Friday, January 12, 2007

What is "alternative" media, and what is "independent" media? This is something i've been trying to figure out, but today, i simply veged out and watched various movies on TV. "Forbidden", the old Frank Capra weepie from 1932 with Barbara Stanwyck (the worst of the five movies they did together)... and there's no excuse, because Capra himself is credited with the damned story. "Cry of the City", the Robert Siodmak noir with Victor Mature and Richard Conte. Technically, it's amazing... but the (over)use of Alfred Newman's theme from "Street Scene" is so characteristic of 20th Century Fox in the late 1940s (it's also overused in "Dark Corner" and in "Where the Sidewalk Ends"). It's when you chime in with crap like that, that you know you've seen too many movies! (Another tune 20th Centruy Fox overused was "Over the Rainbow": it's used incessantly in "I Wake Up Screaming", and it practically drowns out "Junior Miss". That was something i could never understand: how the hell did 20th Century Fox get the rights to "Over the Rainbow" when it's from an MGM movie?)

Charles and Anthony came by, so they could do their laundry from their European trip. Three loads. And we watched part of "Real Sex" on HBO, and then watched part of "The Family Stone". I don't know why, but i was surprised that Charles hadn't seen it. Larry and i saw it during the Christmas season of 2005... that was a year when there were a lot of screenings in December, and we went to as many as we could. This year, there weren't as many Christmas movies, those hideously cute family comedies, at least, not many released through the "boutique" labels (Fox Searchlight, Warner Independent, Focus Features... now, The Weinstein Company)... instead, there were a lot of releases of dystopian fantasies (cf. "Children of Men", "Pan's Labyrinth"). These Christmas movies are usually so hideous, they get terrible reviews, and people try to forget they were ever made. This year, there was the one with Danny DeVito and Matthew Broderick... i can't even remember the title. One of the worst of these Christmas "comedies" was the one (years ago) with Arnold Schwarzenegger as a father trying to get a sold-out toy for his son... oh, that one was grisly! (I tried watching it on TV, and gave up; i can't imagine sitting in a theater watching it.)

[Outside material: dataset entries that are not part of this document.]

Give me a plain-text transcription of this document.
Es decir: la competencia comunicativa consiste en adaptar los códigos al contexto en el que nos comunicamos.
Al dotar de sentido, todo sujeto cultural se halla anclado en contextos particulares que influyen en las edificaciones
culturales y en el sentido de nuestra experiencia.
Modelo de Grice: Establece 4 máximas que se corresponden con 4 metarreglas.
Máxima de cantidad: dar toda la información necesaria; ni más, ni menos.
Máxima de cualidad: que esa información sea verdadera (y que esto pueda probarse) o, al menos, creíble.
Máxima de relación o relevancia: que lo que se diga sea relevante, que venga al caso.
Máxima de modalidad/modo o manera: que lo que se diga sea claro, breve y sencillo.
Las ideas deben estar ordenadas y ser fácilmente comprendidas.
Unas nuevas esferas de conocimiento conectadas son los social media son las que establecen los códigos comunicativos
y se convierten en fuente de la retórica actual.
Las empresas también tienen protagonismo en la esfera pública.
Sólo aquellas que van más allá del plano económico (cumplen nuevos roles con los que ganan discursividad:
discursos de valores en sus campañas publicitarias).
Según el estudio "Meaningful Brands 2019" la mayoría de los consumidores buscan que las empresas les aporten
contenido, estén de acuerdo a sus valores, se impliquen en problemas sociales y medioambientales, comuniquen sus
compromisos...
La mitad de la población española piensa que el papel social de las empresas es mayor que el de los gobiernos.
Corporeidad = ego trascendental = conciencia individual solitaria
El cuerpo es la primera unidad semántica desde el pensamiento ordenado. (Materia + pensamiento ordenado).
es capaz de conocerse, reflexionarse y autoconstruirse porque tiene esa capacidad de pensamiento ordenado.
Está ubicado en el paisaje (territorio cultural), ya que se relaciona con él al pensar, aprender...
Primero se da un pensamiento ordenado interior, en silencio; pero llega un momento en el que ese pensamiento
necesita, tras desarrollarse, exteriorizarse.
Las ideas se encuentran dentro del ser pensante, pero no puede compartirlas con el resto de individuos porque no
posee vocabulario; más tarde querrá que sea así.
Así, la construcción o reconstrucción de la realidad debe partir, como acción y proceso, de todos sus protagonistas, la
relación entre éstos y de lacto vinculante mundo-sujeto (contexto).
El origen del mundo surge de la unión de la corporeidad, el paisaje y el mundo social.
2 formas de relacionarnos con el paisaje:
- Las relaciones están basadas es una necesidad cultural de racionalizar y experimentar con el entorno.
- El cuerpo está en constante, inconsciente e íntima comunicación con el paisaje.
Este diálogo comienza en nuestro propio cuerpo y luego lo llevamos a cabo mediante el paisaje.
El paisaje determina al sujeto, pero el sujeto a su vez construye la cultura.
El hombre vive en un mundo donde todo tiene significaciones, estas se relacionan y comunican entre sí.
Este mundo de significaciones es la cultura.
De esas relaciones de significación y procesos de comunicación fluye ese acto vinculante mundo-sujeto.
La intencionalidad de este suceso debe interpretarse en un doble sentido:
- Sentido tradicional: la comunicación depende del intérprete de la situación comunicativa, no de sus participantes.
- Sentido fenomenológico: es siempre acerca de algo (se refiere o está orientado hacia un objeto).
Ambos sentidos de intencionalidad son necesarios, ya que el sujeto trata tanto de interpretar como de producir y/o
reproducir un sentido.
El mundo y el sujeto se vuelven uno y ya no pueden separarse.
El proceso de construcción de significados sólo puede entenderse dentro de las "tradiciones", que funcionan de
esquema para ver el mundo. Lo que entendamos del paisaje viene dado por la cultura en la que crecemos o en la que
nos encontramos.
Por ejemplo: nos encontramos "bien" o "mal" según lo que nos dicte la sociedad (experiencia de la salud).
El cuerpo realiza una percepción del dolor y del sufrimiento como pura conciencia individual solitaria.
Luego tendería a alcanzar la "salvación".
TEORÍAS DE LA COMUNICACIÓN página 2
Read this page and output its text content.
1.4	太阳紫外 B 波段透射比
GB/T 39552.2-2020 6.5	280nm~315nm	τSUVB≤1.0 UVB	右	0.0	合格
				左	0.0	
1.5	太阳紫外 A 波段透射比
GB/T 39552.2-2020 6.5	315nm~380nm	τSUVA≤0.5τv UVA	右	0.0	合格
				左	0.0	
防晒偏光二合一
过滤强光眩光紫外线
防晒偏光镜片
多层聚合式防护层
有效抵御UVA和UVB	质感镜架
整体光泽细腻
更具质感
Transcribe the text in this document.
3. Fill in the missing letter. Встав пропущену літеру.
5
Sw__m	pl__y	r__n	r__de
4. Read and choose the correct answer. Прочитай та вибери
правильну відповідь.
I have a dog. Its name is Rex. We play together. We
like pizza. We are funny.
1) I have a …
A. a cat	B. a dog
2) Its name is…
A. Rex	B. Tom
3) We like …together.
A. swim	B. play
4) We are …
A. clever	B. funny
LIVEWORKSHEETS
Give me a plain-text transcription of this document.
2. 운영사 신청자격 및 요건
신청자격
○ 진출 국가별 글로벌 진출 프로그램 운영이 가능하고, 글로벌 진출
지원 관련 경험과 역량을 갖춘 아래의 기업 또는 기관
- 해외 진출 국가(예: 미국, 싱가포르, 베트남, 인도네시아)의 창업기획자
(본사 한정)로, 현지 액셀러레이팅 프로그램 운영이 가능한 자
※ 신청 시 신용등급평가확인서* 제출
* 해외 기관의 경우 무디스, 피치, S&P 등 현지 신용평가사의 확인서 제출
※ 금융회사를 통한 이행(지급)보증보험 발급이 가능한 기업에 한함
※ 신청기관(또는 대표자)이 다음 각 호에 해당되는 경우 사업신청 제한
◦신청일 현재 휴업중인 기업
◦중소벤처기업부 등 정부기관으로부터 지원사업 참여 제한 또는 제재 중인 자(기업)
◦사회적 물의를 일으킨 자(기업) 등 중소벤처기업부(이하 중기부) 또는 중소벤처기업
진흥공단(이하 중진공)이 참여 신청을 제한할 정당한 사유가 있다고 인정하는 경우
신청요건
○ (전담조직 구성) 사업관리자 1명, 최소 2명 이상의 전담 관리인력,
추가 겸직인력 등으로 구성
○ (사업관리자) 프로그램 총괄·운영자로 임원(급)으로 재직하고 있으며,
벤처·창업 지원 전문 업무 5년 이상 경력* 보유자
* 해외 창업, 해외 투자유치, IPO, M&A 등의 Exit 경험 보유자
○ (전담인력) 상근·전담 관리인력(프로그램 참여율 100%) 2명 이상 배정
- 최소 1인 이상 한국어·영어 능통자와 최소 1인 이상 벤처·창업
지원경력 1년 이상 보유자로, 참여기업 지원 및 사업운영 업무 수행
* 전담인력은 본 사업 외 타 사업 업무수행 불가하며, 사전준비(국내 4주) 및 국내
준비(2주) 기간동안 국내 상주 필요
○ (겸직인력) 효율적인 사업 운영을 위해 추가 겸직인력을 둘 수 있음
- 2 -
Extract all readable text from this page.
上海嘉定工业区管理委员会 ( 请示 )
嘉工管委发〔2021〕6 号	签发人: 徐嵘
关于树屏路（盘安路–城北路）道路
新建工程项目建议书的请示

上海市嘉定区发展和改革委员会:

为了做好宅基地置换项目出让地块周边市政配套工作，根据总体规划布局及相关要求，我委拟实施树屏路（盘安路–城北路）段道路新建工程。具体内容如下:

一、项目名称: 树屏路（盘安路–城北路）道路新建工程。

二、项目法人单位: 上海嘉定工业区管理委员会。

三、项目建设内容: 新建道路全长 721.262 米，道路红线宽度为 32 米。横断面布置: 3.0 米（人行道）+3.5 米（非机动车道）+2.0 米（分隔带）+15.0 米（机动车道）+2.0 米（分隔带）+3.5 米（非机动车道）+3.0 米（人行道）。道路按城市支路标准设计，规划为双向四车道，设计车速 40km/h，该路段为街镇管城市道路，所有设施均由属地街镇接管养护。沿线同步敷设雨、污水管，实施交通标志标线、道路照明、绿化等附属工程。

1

But the whole idea of accents... it's like it's hard to explain, but Audrey Hepburn (as an example) just is totally unconvincing as a Cockney. Her accent (even in English) is ever-so-slightly foreign (she grew up learning English in foreign countries, i.e., Belgium and Holland, and her mother was Dutch). Jeanne Moreau's mother was English, and Moreau is fluent in English, but she certainly has a French accent. In "The Actress", when Jean Simmons sings that funny song to prove to her parents (played by Spencer Tracy and Teresa Wright) that she can "act", whenever she sings the word "camera", she doesn't say "camera" (short "a" after "c") the way an American would, she says "cah-mera" (long "a" after "c") the way the British do.

If Richard Burton really believed that Marlon Brando's greatness as an actor was limited by his (rather undistinguished) voice, whatever did he think of Elizabeth Taylor's voice? (But Stanley Kauffmann, one of Brando's great defenders in his early career, also singled out Brando's voice as a weakness.) And that's the problem: now, we have so many actors with voices which are just so bland and flat and uninteresting.